Let’s admit it: Anyone who writes memoir does a song and dance with the facts. Even if we’re determined to be completely faithful and only include the verifiable when it comes to event, chronology, and dialogue, our memories are fallible and sometimes they’re the only thing we can rely on to say “This is the truth.”
To me, this conversation about what to do with the facts starts to become tiresome, but also necessary. When it comes to writing memoir, what are we willing to do with the facts of our lives? In addition, what should we not allow ourselves to do?
If you happen to believe that everything should be verifiable in a memoir, then here’s a list of transgressions I’ve committed. I confess that I’ve created dialogue for characters, giving them things to say that I can’t be sure they said at that exact time. I’ve also conveniently provided them with props and details; I’ve never given anyone something they never had, but perhaps I have them use a prop, or wear a certain hat, or make a certain gesture at a time that I feel will help dramatize the moment I’m putting on the page. Truth be told, I’ve also tinkered with chronology for the benefit of the narrative arc. I’ve collapsed or telescoped time; I’ve rearranged sequence. I’m a storyteller; this is what I do.
Consider this scene in my memoir, From Our House. I’m eleven years old, and during the weeks that summer, I’m living alone with my father on our farm while my mother is an hour away in Charleston at Eastern Illinois University, finishing her bachelor’s degree. In this scene, I’m helping my father work on a piece of machinery (my farther has no hands because of a farming accident; he wears prostheses—his hooks—and, consequently, he often needs me to do the work he can no longer manage). On this day, my wrench slips and I scrape my hand. My father says, “You want me to make you a sugar tit?” I have to admit that I’m not sure that he really said that at that exact moment, but it’s true that he said it to me often when I was growing up and he wanted to call attention to the fact that I needed to toughen up. While writing this scene, the pressure between us built up, and for the sake of the narrative momentum, I wanted him to say something that would precipitate the action, and since this was something he often said, I decided to use that line of dialogue to drive the engine of this scene in which I try to walk away from him (true), he takes off his belt to whip me (true), I catch the belt in my hand and tug it away from him. This last action didn’t happen during the sequence of events that I’m dramatizing. It happened during another moment sometime in the future. It lodged in my memory, the feeling of taking that belt from my father, and I decided to use it out of sequence to better motivate the ensuing action. My father looks at me, first with surprise, and then with a growing anger. He steps toward me, and I run down our lane. He chases after me, but he can’t keep up, and soon I find myself alone at the end of the lane, knowing eventually I’ll have to go back. It’s that moment of wanting to escape and knowing I never really can that holds the complicated feelings of a boy who simultaneously loved and feared his father. That was the story of this time of our lives; this scene is meant to take me deep into that feeling, and I found that inventing that line of dialogue and rearranging the chronology to provide clearer emotional triggers for the action became necessary for taking me to the complicated truth of what it was to be my father’s son.
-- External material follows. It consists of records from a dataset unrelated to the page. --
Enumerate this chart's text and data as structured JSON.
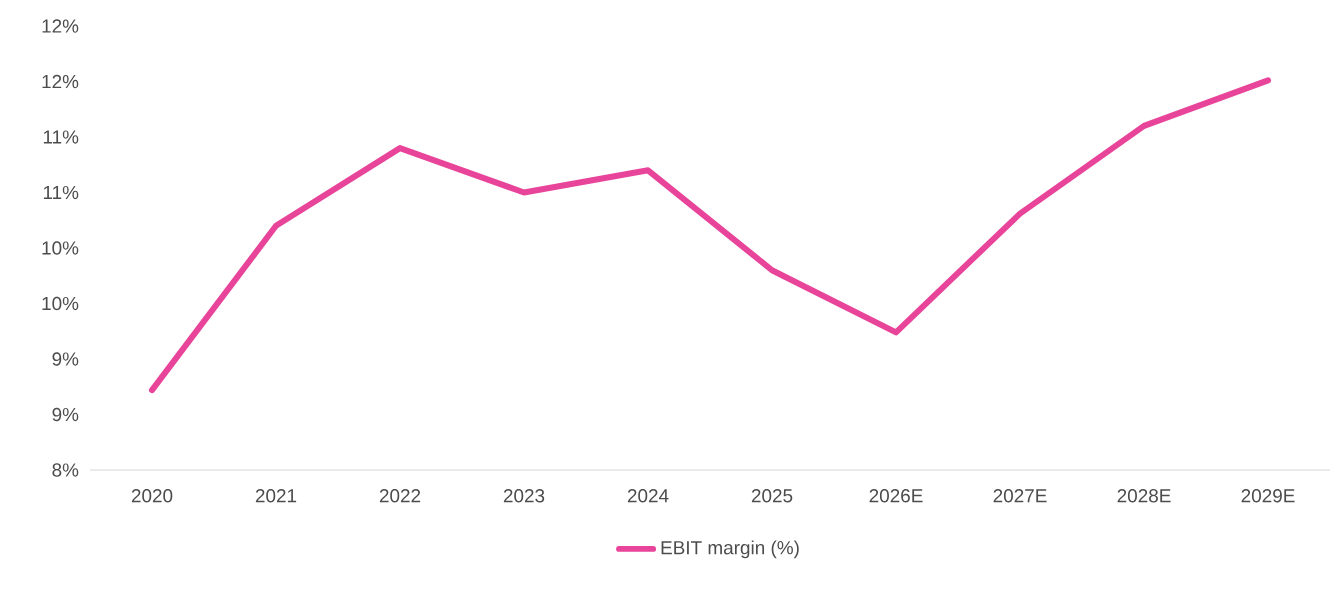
{
  "chart_data": {
    "type": "line",
    "categories": [
      "2020",
      "2021",
      "2022",
      "2023",
      "2024",
      "2025",
      "2026E",
      "2027E",
      "2028E",
      "2029E"
    ],
    "series": [
      {
        "name": "EBIT margin (%)",
        "color": "#e8449a",
        "values": [
          8.72,
          10.2,
          10.9,
          10.5,
          10.7,
          9.8,
          9.24,
          10.31,
          11.1,
          11.51
        ]
      }
    ],
    "ylim": [
      8,
      12
    ],
    "yticks": [
      {
        "value": 8,
        "label": "8%"
      },
      {
        "value": 8.5,
        "label": "9%"
      },
      {
        "value": 9,
        "label": "9%"
      },
      {
        "value": 9.5,
        "label": "10%"
      },
      {
        "value": 10,
        "label": "10%"
      },
      {
        "value": 10.5,
        "label": "11%"
      },
      {
        "value": 11,
        "label": "11%"
      },
      {
        "value": 11.5,
        "label": "12%"
      },
      {
        "value": 12,
        "label": "12%"
      }
    ],
    "legend": "bottom",
    "line_style": "solid"
  }
}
But before you think me unethical, let me say that there were other times in the writing of this memoir when I found myself giving my father lines of dialogue that were unfair to him, lines that came from my negative feelings toward him, lines that portrayed him in a singular dimension of anger and cruelty that took me over the ethical line of nonfiction and into the realm of fiction. Those were the moments when I had to step back and rewrite to make sure I was portraying my father accurately. We all know where these ethical lines are when we write memoir, and we know that funny feeling inside us when we cross them. We have to pay attention to those feelings; we have to make sure we haven’t played loose with the facts for our own purposes rather than for the sake of the truthful things we can express about the mysteries and complexities of our experiences.
And what of those facts that are ordinary and on the surface uninteresting? How can we put them to use in our memoirs? In the next section following the scene I’ve just described, I write about how I took care of my father that summer, and how on Fridays we stopped work early and got cleaned up, so we could drive to Charleston to pick up my mother. I write about how I brought a basin of water to my father’s bedroom and washed his naked body. When I was finished, “I rolled fresh white cotton arm socks over his stumps and safety-pinned them to his T-shirt sleeves. I helped him slip his arms into the holsters of his hooks and then settle the canvas straps of the harness across his back.” These ordinary details—ordinary for us, anyway—stand alone in this quiet place after the drama of the preceding scene. The description of me washing and dressing my father show the complicated truth of love’s persistence in the face of cruelty. I have no need to rearrange or invent. The facts do the work. They take me to this truth: “How could I not love him, then, so great was his need.”
So the truth? Sometimes the facts can serve us well, but sometimes a few minor adjustments can serve the story better and more forcefully lead us to what we’ve come to the page to explore, to interrogate, to dramatize, as we finally know in our heart of hearts a deeper layer of truth rising up through the surfaces of our lives.